İ’lem Eyyühel-Aziz! Masiyetin mâhiyetinde, bilhassa devam ederse, küfür tohumu vardır. Çünkü o mâsiyete devam eden, ülfet peyda eder. Sonra ona âşık ve mübtelâ olur. Terkine imkân bulamıyacak dereceye gelir. Sonra o mâsiyetinin ikaba mûcib olmadığını temenniye başlar. Bu hal böylece devam ettikçe, küfür tohumu yeşillenmeye başlar. En nihayet, gerek ikabı ve gerek dâr-ül ikabı inkâra sebeb olur.
Ve keza, mâsiyete terettüb eden hacâletten dolayı, o mâsiyetin mâsiyet olmadığını iddia etmekle, o mâsiyete muttali olan melekleri bile inkâr eder. Hatta şiddet-i hacaletten yevm-i hesabın gelmiyeceğini temenni eder.

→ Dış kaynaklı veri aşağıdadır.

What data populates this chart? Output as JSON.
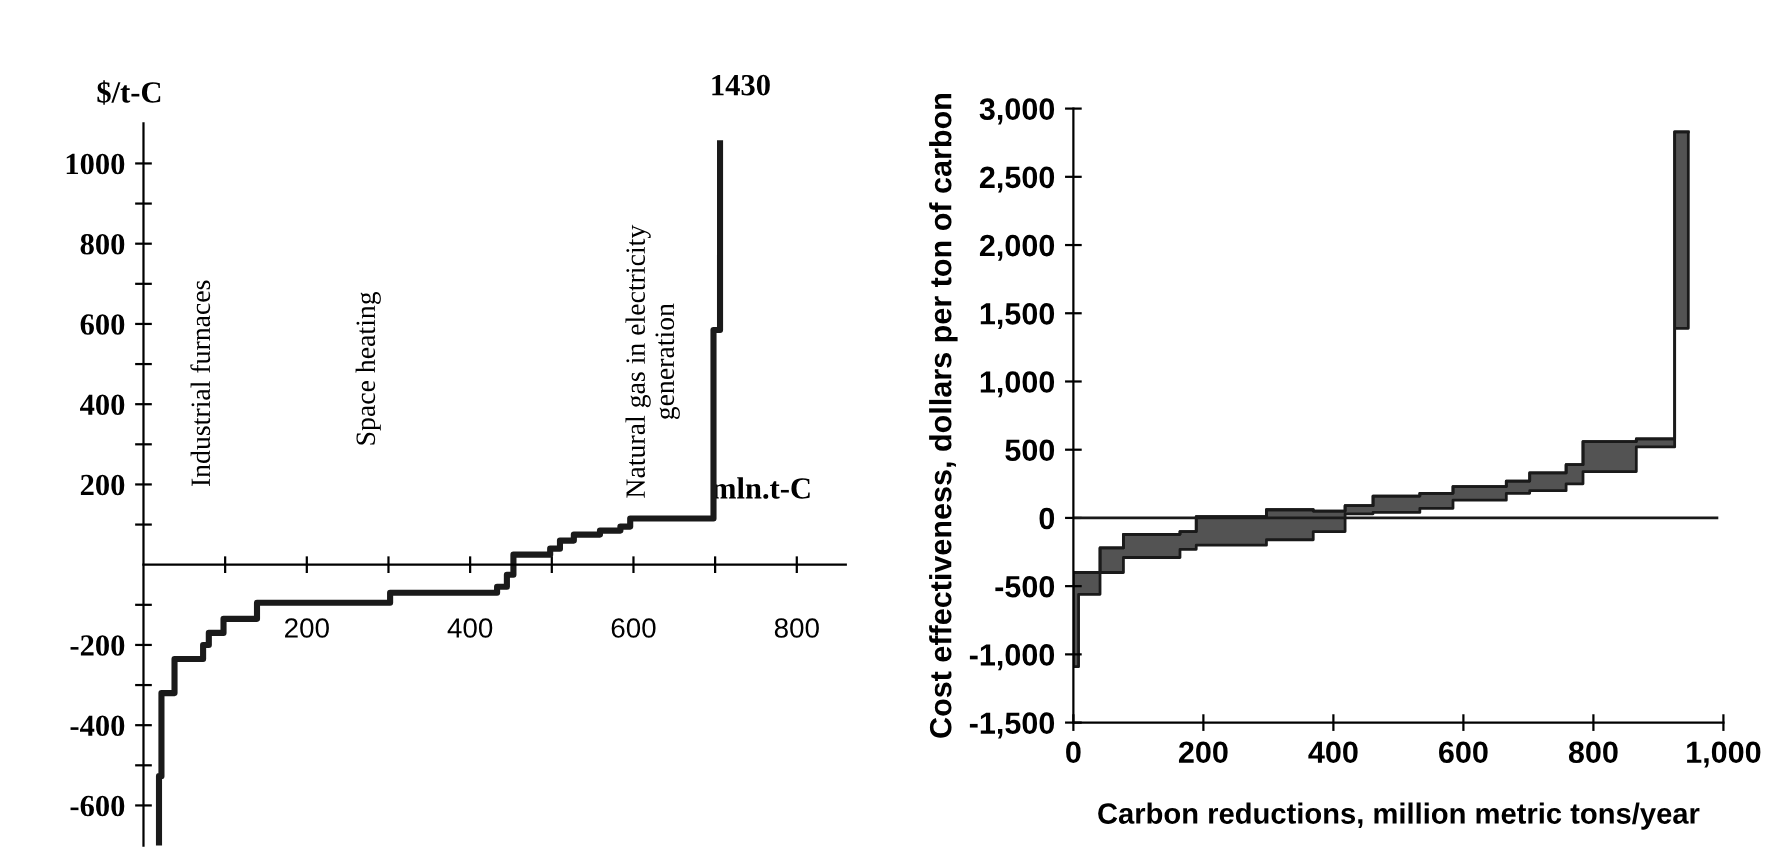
{
  "chart_data": [
    {
      "type": "step",
      "xlabel": "mln.t-C",
      "ylabel": "$/t-C",
      "series": [
        {
          "color": "#1a1a1a",
          "x": [
            19,
            19,
            22,
            38,
            73,
            80,
            98,
            139,
            302,
            433,
            445,
            453,
            498,
            510,
            527,
            559,
            584,
            596,
            698,
            706
          ],
          "values": [
            -700,
            -527,
            -320,
            -235,
            -200,
            -170,
            -135,
            -95,
            -70,
            -55,
            -25,
            25,
            40,
            60,
            75,
            85,
            95,
            115,
            585,
            1050
          ]
        }
      ],
      "xlim": [
        0,
        860
      ],
      "xticks": [
        {
          "value": 100,
          "label": null
        },
        200,
        {
          "value": 300,
          "label": null
        },
        400,
        {
          "value": 500,
          "label": null
        },
        600,
        {
          "value": 700,
          "label": null
        },
        800
      ],
      "ylim": [
        -700,
        1100
      ],
      "yticks": [
        -600,
        {
          "value": -500,
          "label": null
        },
        -400,
        {
          "value": -300,
          "label": null
        },
        -200,
        {
          "value": -100,
          "label": null
        },
        {
          "value": 100,
          "label": null
        },
        200,
        {
          "value": 300,
          "label": null
        },
        400,
        {
          "value": 500,
          "label": null
        },
        600,
        {
          "value": 700,
          "label": null
        },
        800,
        {
          "value": 900,
          "label": null
        },
        1000
      ],
      "annotations": [
        "Industrial furnaces",
        "Space heating",
        "Natural gas in electricity\ngeneration",
        "1430"
      ],
      "grid": false
    },
    {
      "type": "step",
      "xlabel": "Carbon reductions, million metric tons/year",
      "ylabel": "Cost effectiveness, dollars per ton of carbon",
      "series": [
        {
          "color": "#1a1a1a",
          "x": [
            0,
            8,
            41,
            77,
            164,
            189,
            297,
            369,
            418,
            461,
            533,
            584,
            666,
            702,
            758,
            784,
            866,
            925,
            946
          ],
          "values": [
            -400,
            -400,
            -220,
            -120,
            -100,
            10,
            60,
            50,
            90,
            160,
            180,
            230,
            270,
            330,
            390,
            560,
            580,
            2830,
            2830
          ],
          "upper": [
            -400,
            -400,
            -220,
            -120,
            -100,
            10,
            60,
            50,
            90,
            160,
            180,
            230,
            270,
            330,
            390,
            560,
            580,
            2830,
            2830
          ],
          "lower": [
            -1090,
            -560,
            -400,
            -290,
            -230,
            -200,
            -160,
            -100,
            30,
            40,
            70,
            130,
            180,
            200,
            250,
            340,
            520,
            1390,
            1390
          ]
        }
      ],
      "xlim": [
        0,
        1000
      ],
      "xticks": [
        0,
        200,
        400,
        600,
        800,
        {
          "value": 1000,
          "label": "1,000"
        }
      ],
      "ylim": [
        -1500,
        3000
      ],
      "yticks": [
        {
          "value": -1500,
          "label": "-1,500"
        },
        {
          "value": -1000,
          "label": "-1,000"
        },
        -500,
        0,
        500,
        {
          "value": 1000,
          "label": "1,000"
        },
        {
          "value": 1500,
          "label": "1,500"
        },
        {
          "value": 2000,
          "label": "2,000"
        },
        {
          "value": 2500,
          "label": "2,500"
        },
        {
          "value": 3000,
          "label": "3,000"
        }
      ],
      "ref_lines": [
        {
          "axis": "y",
          "value": 0,
          "color": "#1a1a1a"
        }
      ],
      "grid": false
    }
  ]
}
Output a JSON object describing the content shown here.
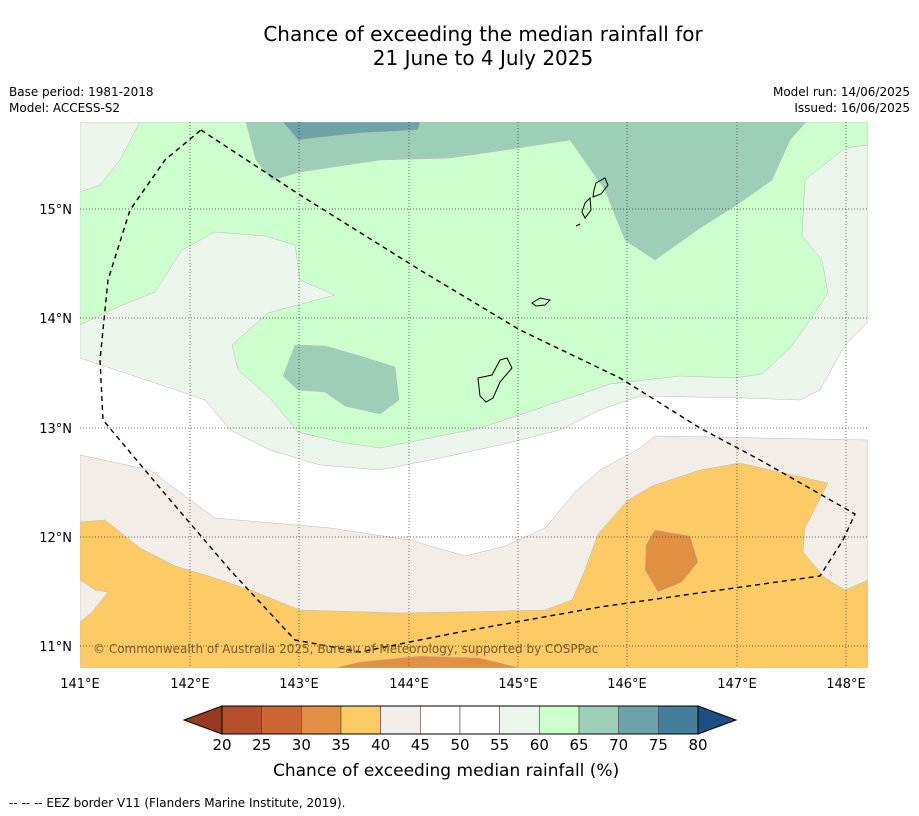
{
  "title": {
    "line1": "Chance of exceeding the median rainfall for",
    "line2": "21 June to 4 July 2025"
  },
  "meta": {
    "base_period": "Base period: 1981-2018",
    "model": "Model: ACCESS-S2",
    "model_run": "Model run: 14/06/2025",
    "issued": "Issued: 16/06/2025"
  },
  "axes": {
    "x_ticks": [
      "141°E",
      "142°E",
      "143°E",
      "144°E",
      "145°E",
      "146°E",
      "147°E",
      "148°E"
    ],
    "y_ticks": [
      "15°N",
      "14°N",
      "13°N",
      "12°N",
      "11°N"
    ]
  },
  "copyright": "© Commonwealth of Australia 2025, Bureau of Meteorology, supported by COSPPac",
  "colorbar": {
    "label": "Chance of exceeding median rainfall (%)",
    "ticks": [
      "20",
      "25",
      "30",
      "35",
      "40",
      "45",
      "50",
      "55",
      "60",
      "65",
      "70",
      "75",
      "80"
    ],
    "colors": [
      "#b5502b",
      "#cc6633",
      "#e09040",
      "#fdcb65",
      "#f2ede6",
      "#ffffff",
      "#ffffff",
      "#ebf5eb",
      "#ccffcc",
      "#9dcfb8",
      "#6ea3a8",
      "#457f9a"
    ],
    "under_color": "#96391c",
    "over_color": "#1d4f85"
  },
  "footnote": "--  --  -- EEZ border V11 (Flanders Marine Institute, 2019)."
}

Şayet yevm-i hesabı nefyeden ednâ bir vehmi bulursa, o vehmi kocaman bir bürhan addeder. En nihayet nedâmet edip terketmiyenlerin kalbi küsufa tutulur, mahvolur gider. -El’iyazü Billâh!-
İ’lem Eyyühel-Aziz! Kur’ân-ı Mu’ciz-ül Beyân’ın i’caz ve belâgatına dâir “Lemeat” nâmındaki eserimde îzah edilen ba’zı lem’aları dinleyeceksin:
1— Kur’ânın okunuşunda yüksek bir selâset vardır ki, lîsanlara ağır gelmez.
2— Büyük bir selâmet vardır ki, lâfzan ve ma’nen hatâdan sâlimdir.